Drei von vier Handwerkskammern in Bayern haben heuer Metaller zu ihren Vizepräsidenten gewählt. Der Oberfranke und Maschinenbautechniker Harald Sattler ist frisch gewählt – und hat ein großes Ziel.

Handwerkskammer-Vizepräsident Harald Sattler

Die Handwerkskammern sind eine Besonderheit: In ihr sind nicht nur die Betriebsinhaber, sondern auch alle Arbeitnehmer mit abgeschlossener Berufsausbildung Mitglied. Das heißt: Auch die Arbeitnehmer bestimmen mit, wenn es etwa um Richtlinien zur Berufsbildung, Weiterbildern oder Gewerkbeförderung geht.

In vier von sieben bayerischen Bezirken haben die Kammern 2019 neu gewählt. In drei – Niederbayern/Oberpfalz (Christian Läpple), Schwaben (Paul Brugger) und Oberfranken (Harald Sattler) – stellt ein Metaller für die Arbeitnehmerseite den Vizepräsidenten. Mittelfranken (Andreas Hofmann) und Unterfranken bestimmen ihre Führung die nächsten zwei Jahre neu.

Der frisch gewählte Vizepräsident Harald Sattler erklärt, was ihm bei der Arbeit in der Handwerkskammer für die Beschäftigten am Wichtigsten ist:

Was haben IG Metall-Mitglieder von einem Metaller als Vizepräsidenten in der Handwerkskammer?

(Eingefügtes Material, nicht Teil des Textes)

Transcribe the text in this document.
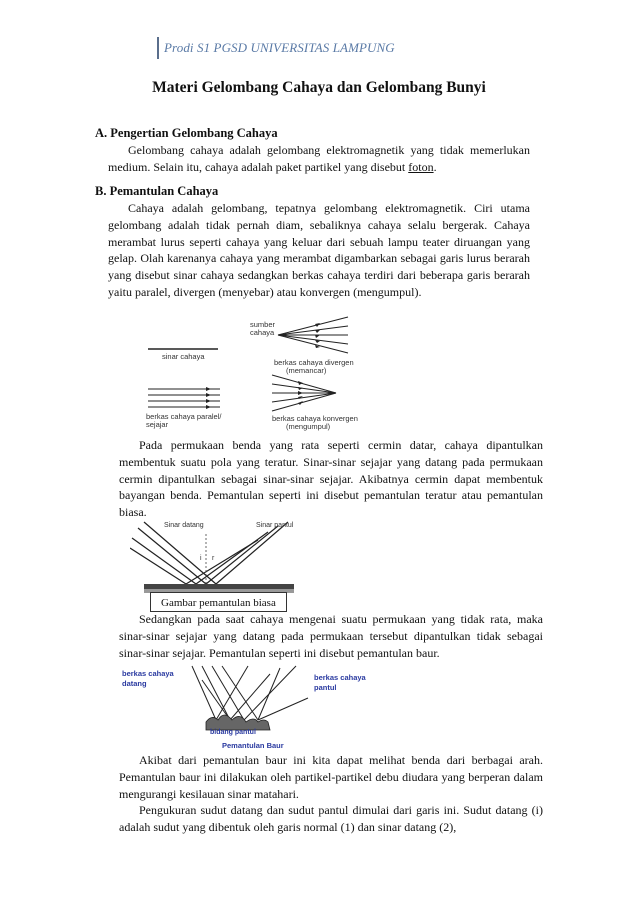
Prodi S1 PGSD UNIVERSITAS LAMPUNG
Materi Gelombang Cahaya dan Gelombang Bunyi
A. Pengertian Gelombang Cahaya

Gelombang cahaya adalah gelombang elektromagnetik yang tidak memerlukan medium. Selain itu, cahaya adalah paket partikel yang disebut foton.

B. Pemantulan Cahaya

Cahaya adalah gelombang, tepatnya gelombang elektromagnetik. Ciri utama gelombang adalah tidak pernah diam, sebaliknya cahaya selalu bergerak. Cahaya merambat lurus seperti cahaya yang keluar dari sebuah lampu teater diruangan yang gelap. Olah karenanya cahaya yang merambat digambarkan sebagai garis lurus berarah yang disebut sinar cahaya sedangkan berkas cahaya terdiri dari beberapa garis berarah yaitu paralel, divergen (menyebar) atau konvergen (mengumpul).

sinar cahaya
sumber
cahaya
berkas cahaya divergen
(memancar)
berkas cahaya paralel/
sejajar
berkas cahaya konvergen
(mengumpul)

Pada permukaan benda yang rata seperti cermin datar, cahaya dipantulkan membentuk suatu pola yang teratur. Sinar-sinar sejajar yang datang pada permukaan cermin dipantulkan sebagai sinar-sinar sejajar. Akibatnya cermin dapat membentuk bayangan benda. Pemantulan seperti ini disebut pemantulan teratur atau pemantulan biasa.

Sinar datang	Sinar pantul
i r
Gambar pemantulan biasa

Sedangkan pada saat cahaya mengenai suatu permukaan yang tidak rata, maka sinar-sinar sejajar yang datang pada permukaan tersebut dipantulkan tidak sebagai sinar-sinar sejajar. Pemantulan seperti ini disebut pemantulan baur.

berkas cahaya
datang
berkas cahaya
pantul
bidang pantul
Pemantulan Baur

Akibat dari pemantulan baur ini kita dapat melihat benda dari berbagai arah. Pemantulan baur ini dilakukan oleh partikel-partikel debu diudara yang berperan dalam mengurangi kesilauan sinar matahari.

Pengukuran sudut datang dan sudut pantul dimulai dari garis ini. Sudut datang (i) adalah sudut yang dibentuk oleh garis normal (1) dan sinar datang (2),
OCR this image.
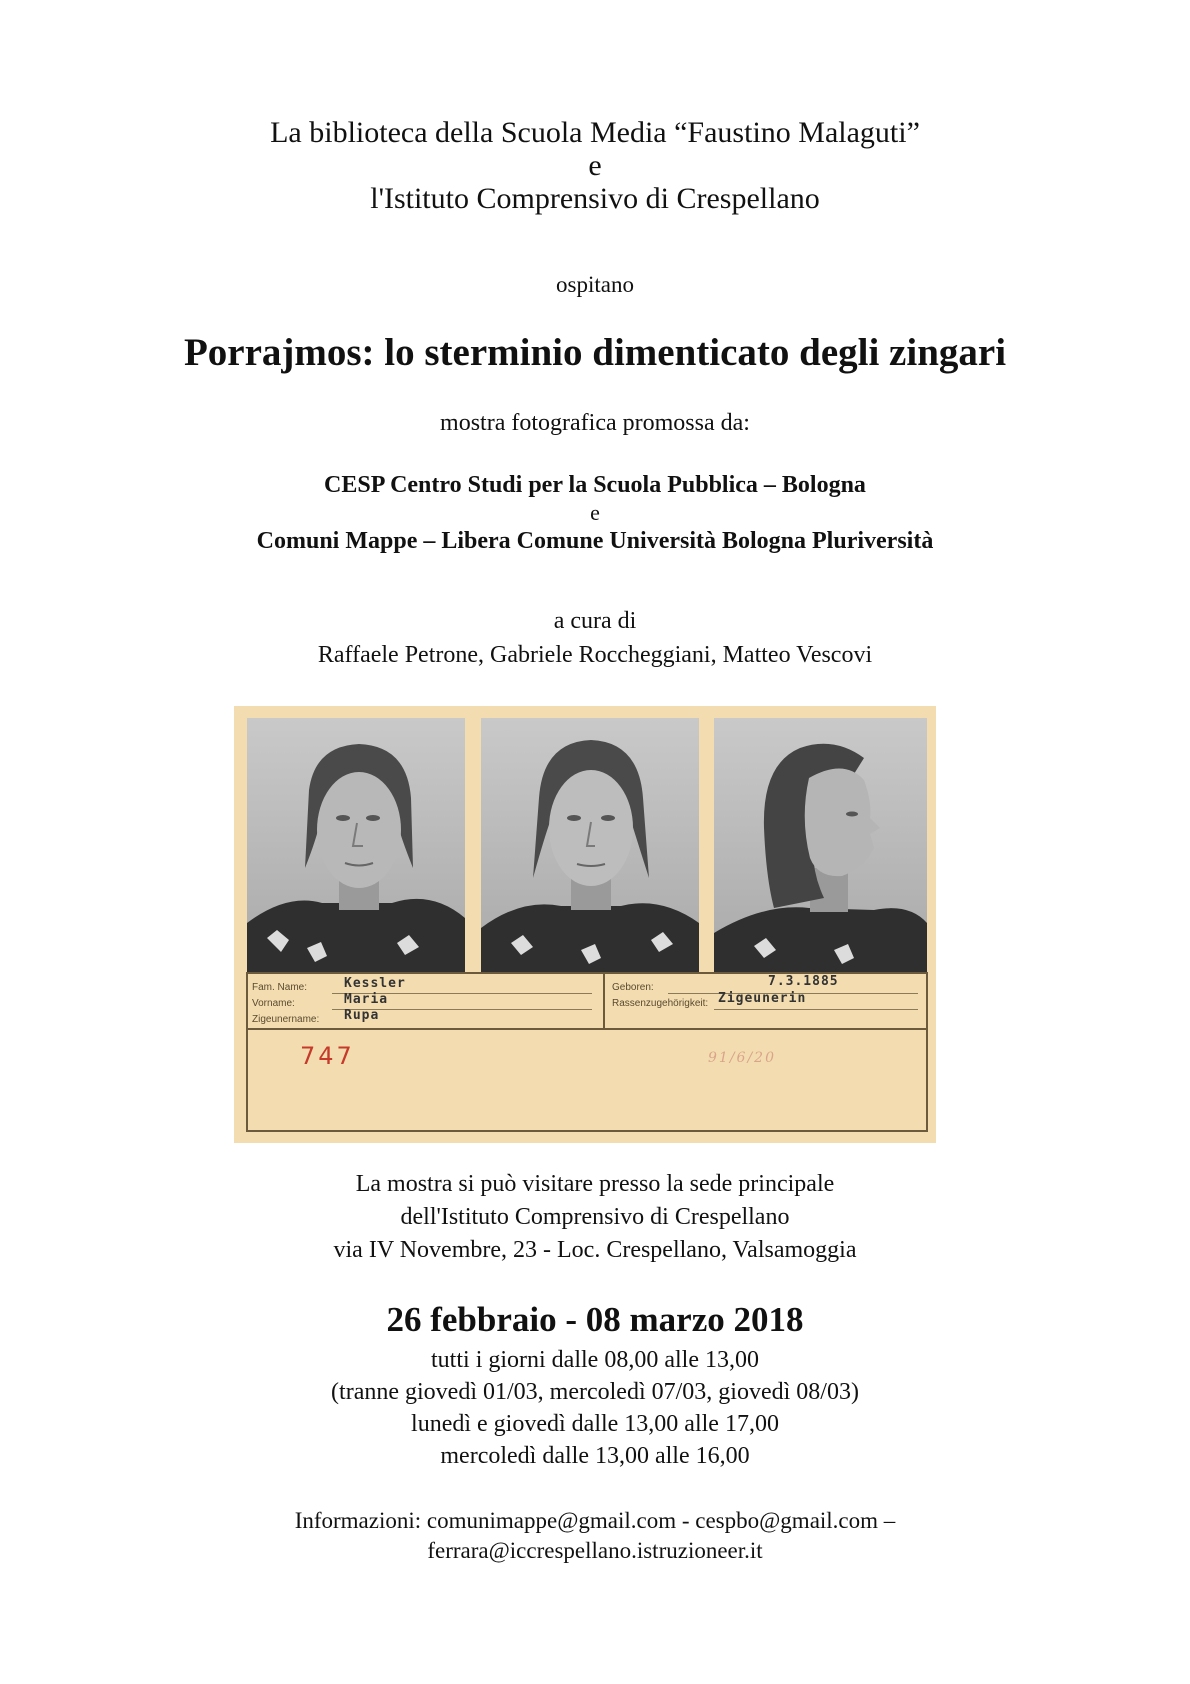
La biblioteca della Scuola Media “Faustino Malaguti”
e
l'Istituto Comprensivo di Crespellano
ospitano
Porrajmos: lo sterminio dimenticato degli zingari
mostra fotografica promossa da:
CESP Centro Studi per la Scuola Pubblica – Bologna
e
Comuni Mappe – Libera Comune Università Bologna Pluriversità
a cura di
Raffaele Petrone, Gabriele Roccheggiani, Matteo Vescovi
Fam. Name:	Kessler
Vorname:	Maria
Zigeunername: Rupa
Geboren:	7.3.1885
Rassenzugehörigkeit: Zigeunerin
747	91/6/20
La mostra si può visitare presso la sede principale
dell'Istituto Comprensivo di Crespellano
via IV Novembre, 23 - Loc. Crespellano, Valsamoggia
26 febbraio - 08 marzo 2018
tutti i giorni dalle 08,00 alle 13,00
(tranne giovedì 01/03, mercoledì 07/03, giovedì 08/03)
lunedì e giovedì dalle 13,00 alle 17,00
mercoledì dalle 13,00 alle 16,00
Informazioni: comunimappe@gmail.com - cespbo@gmail.com –
ferrara@iccrespellano.istruzioneer.it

Harald Sattler: Ich bin natürlich für alle Gewerke Vizepräsident und damit sozusagen eine Informationsschnittstelle: Was funktioniert auf Arbeitgeberseite, was nicht? Sie erkennen oft selbst, wie schwierig ist, im Handwerk vernünftige Leute zu bekommen. Mein Betrieb etwa hat drei Auszubildende gesucht. Drei Bewerber gab es. Und nur zwei waren geeignet. Ich sehe da Tarifbindung als entscheidenden Schlüssel.

Also reicht die Imagekampagne des Handwerks nicht aus?

Sattler: Eine Werbekampagne ist schön. Wenn aber ein Jugendlicher nach den Leistungen fragt und dann von ihm 42 Stunden Arbeit und wenig Urlaub verlangt werden, bringt das nichts. Da sind das Studium und später die Industrie eine zu große Konkurrenz. Es gibt bei den Unternehmen schon die Erkenntnis, dass sie den Beschäftigten etwas bieten müssen. Und das Beste ist ein Tarifvertrag. Dafür werbe ich.

Inwieweit können Gewerkschaften in den Handwerkskammern die Tarifbindung vorantreiben?

Sattler: Als Kammern selbst schließen wir keine Verträge ab, das ist Aufgabe der Innungen und Gewerkschaften. Aber wir können das immer wieder ansprechen bei den Arbeitgebern: Macht euch Gedanken, woran eure Probleme liegen könnten. Aber Tarifbindung ist auch unsere eigene Aufgabe als Gewerkschaften und Beschäftigte: Um einen Haustarifvertrag durchzusetzen, brauchen wir viele Mitglieder und Strukturen wie einen Betriebsrat im Betrieb.